Я почти ничего не говорил о своей учёбе в Риме, да и не стал бы — в основном потому, что другие, более важные события перевесили всё, но ради полноты рассказа теперь немножко остановлюсь на этом. Как вы знаете, родители послали меня в Рим учиться ораторскому искусству. Я не был заранее записан к какому-то определённому учителю, и поскольку я отлично устроился и имел возможность наблюдать учителей непосредственно, то выбрал Эпидия.

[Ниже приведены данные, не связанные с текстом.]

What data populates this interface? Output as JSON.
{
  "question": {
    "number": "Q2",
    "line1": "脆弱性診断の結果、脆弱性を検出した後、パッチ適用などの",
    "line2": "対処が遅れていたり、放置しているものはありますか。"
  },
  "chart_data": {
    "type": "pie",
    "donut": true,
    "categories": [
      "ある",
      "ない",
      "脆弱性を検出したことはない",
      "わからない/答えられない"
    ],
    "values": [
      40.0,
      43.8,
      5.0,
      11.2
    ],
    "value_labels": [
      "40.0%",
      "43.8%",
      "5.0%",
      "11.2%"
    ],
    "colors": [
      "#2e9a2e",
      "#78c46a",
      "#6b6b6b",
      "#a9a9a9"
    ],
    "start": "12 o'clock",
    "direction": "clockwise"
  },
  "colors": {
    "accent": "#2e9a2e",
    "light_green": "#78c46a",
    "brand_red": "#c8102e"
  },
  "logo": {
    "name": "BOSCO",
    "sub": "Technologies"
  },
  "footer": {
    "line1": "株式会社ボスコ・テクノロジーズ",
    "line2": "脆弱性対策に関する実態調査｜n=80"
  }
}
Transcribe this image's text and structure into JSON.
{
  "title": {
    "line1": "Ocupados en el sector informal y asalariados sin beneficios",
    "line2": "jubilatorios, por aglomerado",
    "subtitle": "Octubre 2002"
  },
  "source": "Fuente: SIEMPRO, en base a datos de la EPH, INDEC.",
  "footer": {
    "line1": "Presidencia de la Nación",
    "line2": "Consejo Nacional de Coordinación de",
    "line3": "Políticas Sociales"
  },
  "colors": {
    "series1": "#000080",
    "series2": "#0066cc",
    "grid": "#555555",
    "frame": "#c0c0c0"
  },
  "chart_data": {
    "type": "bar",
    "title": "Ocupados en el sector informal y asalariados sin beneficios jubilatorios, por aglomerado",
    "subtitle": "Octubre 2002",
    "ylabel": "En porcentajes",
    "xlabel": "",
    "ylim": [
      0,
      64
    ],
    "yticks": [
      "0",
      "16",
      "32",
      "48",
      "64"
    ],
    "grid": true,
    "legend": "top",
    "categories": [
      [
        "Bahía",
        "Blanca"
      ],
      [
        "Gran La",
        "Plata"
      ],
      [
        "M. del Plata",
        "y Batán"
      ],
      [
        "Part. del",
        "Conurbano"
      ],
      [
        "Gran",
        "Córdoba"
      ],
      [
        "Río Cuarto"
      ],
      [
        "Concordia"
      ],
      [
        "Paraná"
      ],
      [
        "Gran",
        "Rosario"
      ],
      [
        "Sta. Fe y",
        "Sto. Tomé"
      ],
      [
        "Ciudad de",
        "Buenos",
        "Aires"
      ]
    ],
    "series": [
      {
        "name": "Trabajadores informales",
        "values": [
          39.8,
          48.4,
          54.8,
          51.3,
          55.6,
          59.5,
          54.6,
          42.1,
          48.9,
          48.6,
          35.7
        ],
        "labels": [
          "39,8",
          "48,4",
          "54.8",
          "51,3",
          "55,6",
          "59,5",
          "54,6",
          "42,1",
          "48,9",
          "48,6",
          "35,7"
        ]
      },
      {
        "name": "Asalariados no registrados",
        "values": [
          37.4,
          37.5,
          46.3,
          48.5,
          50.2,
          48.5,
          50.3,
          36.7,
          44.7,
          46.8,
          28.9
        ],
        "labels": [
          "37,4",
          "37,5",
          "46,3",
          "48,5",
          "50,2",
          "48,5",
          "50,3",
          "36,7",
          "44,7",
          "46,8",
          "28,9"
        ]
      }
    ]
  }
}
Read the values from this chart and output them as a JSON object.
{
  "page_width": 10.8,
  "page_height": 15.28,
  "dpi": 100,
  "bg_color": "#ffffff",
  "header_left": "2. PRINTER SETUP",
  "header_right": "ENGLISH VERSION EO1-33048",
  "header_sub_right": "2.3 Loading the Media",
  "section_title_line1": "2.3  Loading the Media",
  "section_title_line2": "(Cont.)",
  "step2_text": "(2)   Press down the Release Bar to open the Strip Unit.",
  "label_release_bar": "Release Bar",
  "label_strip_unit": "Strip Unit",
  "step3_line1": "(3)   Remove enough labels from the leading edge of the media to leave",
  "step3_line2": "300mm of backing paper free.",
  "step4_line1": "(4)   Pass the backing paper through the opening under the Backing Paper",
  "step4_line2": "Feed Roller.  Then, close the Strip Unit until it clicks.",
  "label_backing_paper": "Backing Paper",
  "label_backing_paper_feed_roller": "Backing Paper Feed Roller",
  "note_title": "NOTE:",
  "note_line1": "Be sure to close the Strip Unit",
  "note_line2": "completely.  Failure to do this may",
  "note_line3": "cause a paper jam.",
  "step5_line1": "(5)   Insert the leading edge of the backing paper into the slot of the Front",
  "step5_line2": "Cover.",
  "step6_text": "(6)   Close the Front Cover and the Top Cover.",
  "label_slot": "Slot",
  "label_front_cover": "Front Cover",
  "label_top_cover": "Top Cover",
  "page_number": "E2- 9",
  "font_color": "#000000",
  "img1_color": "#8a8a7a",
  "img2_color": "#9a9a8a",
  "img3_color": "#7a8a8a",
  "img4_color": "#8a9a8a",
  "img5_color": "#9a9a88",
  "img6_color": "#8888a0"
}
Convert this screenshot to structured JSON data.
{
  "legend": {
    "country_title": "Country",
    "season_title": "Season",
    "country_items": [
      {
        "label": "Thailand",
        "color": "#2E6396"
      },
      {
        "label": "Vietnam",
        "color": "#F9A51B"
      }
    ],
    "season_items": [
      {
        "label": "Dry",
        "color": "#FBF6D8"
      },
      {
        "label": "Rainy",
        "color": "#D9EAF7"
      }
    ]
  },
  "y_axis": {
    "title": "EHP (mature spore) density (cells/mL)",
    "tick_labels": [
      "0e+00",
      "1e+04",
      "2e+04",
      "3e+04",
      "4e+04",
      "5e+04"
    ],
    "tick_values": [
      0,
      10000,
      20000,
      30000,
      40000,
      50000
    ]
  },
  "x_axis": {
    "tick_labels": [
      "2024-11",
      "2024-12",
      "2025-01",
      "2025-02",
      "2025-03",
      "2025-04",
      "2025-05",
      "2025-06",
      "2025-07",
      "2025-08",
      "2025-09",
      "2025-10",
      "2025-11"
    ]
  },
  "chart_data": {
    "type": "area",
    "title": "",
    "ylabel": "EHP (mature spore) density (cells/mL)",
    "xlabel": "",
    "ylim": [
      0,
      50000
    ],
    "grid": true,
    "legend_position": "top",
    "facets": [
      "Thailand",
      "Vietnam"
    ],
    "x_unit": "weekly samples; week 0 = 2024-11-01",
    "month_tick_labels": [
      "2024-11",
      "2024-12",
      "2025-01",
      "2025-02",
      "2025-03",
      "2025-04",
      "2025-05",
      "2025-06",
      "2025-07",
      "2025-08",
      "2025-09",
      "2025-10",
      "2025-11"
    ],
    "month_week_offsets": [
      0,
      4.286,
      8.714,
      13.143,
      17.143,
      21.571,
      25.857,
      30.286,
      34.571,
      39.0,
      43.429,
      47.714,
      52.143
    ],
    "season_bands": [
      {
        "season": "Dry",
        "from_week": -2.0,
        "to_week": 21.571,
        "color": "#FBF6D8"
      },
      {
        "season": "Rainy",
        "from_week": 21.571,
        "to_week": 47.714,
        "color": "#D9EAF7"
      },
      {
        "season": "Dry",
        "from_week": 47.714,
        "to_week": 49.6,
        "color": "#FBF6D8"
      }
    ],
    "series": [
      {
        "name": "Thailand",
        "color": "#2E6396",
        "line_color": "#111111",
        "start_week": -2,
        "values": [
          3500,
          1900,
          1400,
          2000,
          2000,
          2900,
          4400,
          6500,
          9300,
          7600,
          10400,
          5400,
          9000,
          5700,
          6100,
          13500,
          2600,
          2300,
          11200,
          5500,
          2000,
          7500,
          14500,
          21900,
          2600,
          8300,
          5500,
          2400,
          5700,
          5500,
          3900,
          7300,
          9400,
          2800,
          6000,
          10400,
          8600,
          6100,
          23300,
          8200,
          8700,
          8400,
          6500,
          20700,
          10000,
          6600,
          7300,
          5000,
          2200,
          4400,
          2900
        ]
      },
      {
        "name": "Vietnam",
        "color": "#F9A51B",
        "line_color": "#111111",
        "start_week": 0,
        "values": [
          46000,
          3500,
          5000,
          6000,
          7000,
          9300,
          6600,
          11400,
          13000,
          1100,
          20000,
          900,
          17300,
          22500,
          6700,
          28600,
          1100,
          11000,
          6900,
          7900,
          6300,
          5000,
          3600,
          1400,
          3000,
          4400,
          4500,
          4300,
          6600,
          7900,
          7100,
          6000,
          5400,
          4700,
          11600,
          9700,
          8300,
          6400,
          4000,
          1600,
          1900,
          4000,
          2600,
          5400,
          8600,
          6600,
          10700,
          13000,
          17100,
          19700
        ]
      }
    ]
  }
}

Частично мой выбор пал на него потому, что он был грек: для меня Греция была символом цивилизованности, в противоположность варварству Рима. Однако в отличие от греческих риторов,, он учил простой аттической манере красноречия, которая основывалась не столько на эмоциональном воздействии, сколько на аргументированных доказательствах. Мне показалось, что это больше соответствует моему характеру и моим способностям.
Похоже, что я не был одинок в своём выборе. Эпидий был популярен — я бы даже сказал, что он был модным учителем. Если бы я приехал в Рим несколькими годами позже, то мог бы учиться бок о бок с будущим правителем Римского мира.
Да. У нас был один учитель — Эпидий — с Октавианом и с его другом Марком Агриппой[98]. Правда, они учились после меня и мы не встречались до тех пор, пока он не стал властителем почти что половины земли и ему не понадобился поэт, который не дал бы этой власти просочиться сквозь пальцы. В известной степени я жалею, что не знал Октавиана в юном возрасте. Не потому, что это могло бы дать мне политические преимущества, как Галлу (но что хорошего ему это принесло?), а потому, что видел бы, каким он был раньше, и мог сравнить это с его позднейшим обликом.